Enquanto começo a escrever esta coluna, cai uma das primeiras chuvas deste verão em Porto Alegre. O som da água batendo no piso quente, o cheiro de grama molhada, a água escorrendo no vidro, tudo isso costuma me trazer lembranças boas de dias felizes de infância passados entre tios e primos, com o banho no pátio aliviando o calor. Hoje, porém, a lembrança tem um toque melancólico. Porque lembro das tantas chuvas do verão que passei chorando diariamente.
Entre dezembro de 1995 e fevereiro de 1996, no trânsito, chorei todos os dias um choro soluçado, desbragado, doído, desesperançado. Cinco dias antes daquele Natal, meu pai teve um câncer de estômago diagnosticado. Em 23 de fevereiro, três dias depois do meu aniversário de 22 anos, ele morreu. Nunca saiu da minha cabeça a imagem de um céu de um temporal de janeiro tão forte que me fez parar o carro no estacionamento de um McDonald’s no caminho do trabalho para casa. Enquanto esperava o toró passar, chorei gritado, de um jeito que eu achava que só ator ruim de novela era capaz de chorar. Eu estava com raiva e com muito, muito medo.
A lembrança que tenho de mim mesma naquele tempo – e durante todo o ano de 1996 – é muito difusa. Como a memória – felizmente – é seletiva, recordo de alguns bons momentos que passei com o Márcio, com quem havia acabado de começar a namorar, e de tatear no trabalho enquanto aprendia a ser produtora de TV. A sensação era de estar sempre me arrastando e sendo carregada pelos colegas e amigos.

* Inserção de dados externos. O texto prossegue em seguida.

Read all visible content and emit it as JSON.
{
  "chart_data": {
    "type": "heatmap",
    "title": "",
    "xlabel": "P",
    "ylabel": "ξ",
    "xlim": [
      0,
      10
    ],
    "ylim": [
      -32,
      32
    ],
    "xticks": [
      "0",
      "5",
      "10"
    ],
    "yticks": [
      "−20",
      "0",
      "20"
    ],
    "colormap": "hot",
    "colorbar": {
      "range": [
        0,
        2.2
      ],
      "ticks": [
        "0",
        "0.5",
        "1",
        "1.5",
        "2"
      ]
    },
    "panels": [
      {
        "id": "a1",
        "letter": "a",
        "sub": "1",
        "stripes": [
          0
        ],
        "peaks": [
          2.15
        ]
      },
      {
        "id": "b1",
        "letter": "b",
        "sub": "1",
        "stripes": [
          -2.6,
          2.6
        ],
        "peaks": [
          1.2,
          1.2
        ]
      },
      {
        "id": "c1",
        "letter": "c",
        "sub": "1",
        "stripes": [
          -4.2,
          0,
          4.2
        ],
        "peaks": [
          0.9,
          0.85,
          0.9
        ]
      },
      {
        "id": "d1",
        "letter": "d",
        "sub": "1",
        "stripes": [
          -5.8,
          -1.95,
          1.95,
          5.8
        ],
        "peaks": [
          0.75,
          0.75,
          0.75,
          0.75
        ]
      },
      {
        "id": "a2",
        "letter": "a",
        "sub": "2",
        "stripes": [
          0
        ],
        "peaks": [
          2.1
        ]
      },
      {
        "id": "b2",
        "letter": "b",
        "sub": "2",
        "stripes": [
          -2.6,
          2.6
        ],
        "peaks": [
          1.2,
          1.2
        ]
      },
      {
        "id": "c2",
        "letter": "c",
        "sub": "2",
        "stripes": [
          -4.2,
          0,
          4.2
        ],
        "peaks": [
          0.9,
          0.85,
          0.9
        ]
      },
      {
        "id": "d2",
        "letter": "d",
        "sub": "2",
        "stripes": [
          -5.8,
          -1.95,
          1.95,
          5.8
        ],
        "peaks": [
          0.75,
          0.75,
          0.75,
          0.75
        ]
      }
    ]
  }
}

Durante muitos anos, considerei esse o único trauma da minha existência. Foi preciso me tornar mãe, aos 38 anos, para aprender justamente com a minha filha pequena algo que à minha geração e basicamente todas as anteriores não foi ensinado: não podemos ignorar nossas tristezas, dores, raivas, mágoas. Elas precisam ser reconhecidas, sentidas, acolhidas, respeitadas, valorizadas. Quando escondemos ou abafamos nossos sentimentos “menos nobres”, eles inevitavelmente fermentam dentro de nós e se transformam em coisas muito piores. A boa notícia é que, hoje, isso é ensinado nas escolas.
Existe um fundo gigantesco de verdade na brincadeira corrente nas redes sociais que prega a necessidade de uma “bolsa terapia” ou de uma “intervenção psiquiátrica” no país. Relativamente recente, o conceito de inteligência emocional ainda é pouco compreendido e valorizado. Somos uma nação de traumatizados pelos mais diversos motivos. O que vimos no domingo em Brasília e estamos vendo diariamente há alguns anos é político, claro, mas é também um sintoma gigantesco do quanto estamos em sofrimento, sem dar o devido valor a essa dor. Sem curar nossos dodóis da alma, seguiremos sendo vítimas e algozes uns dos outros.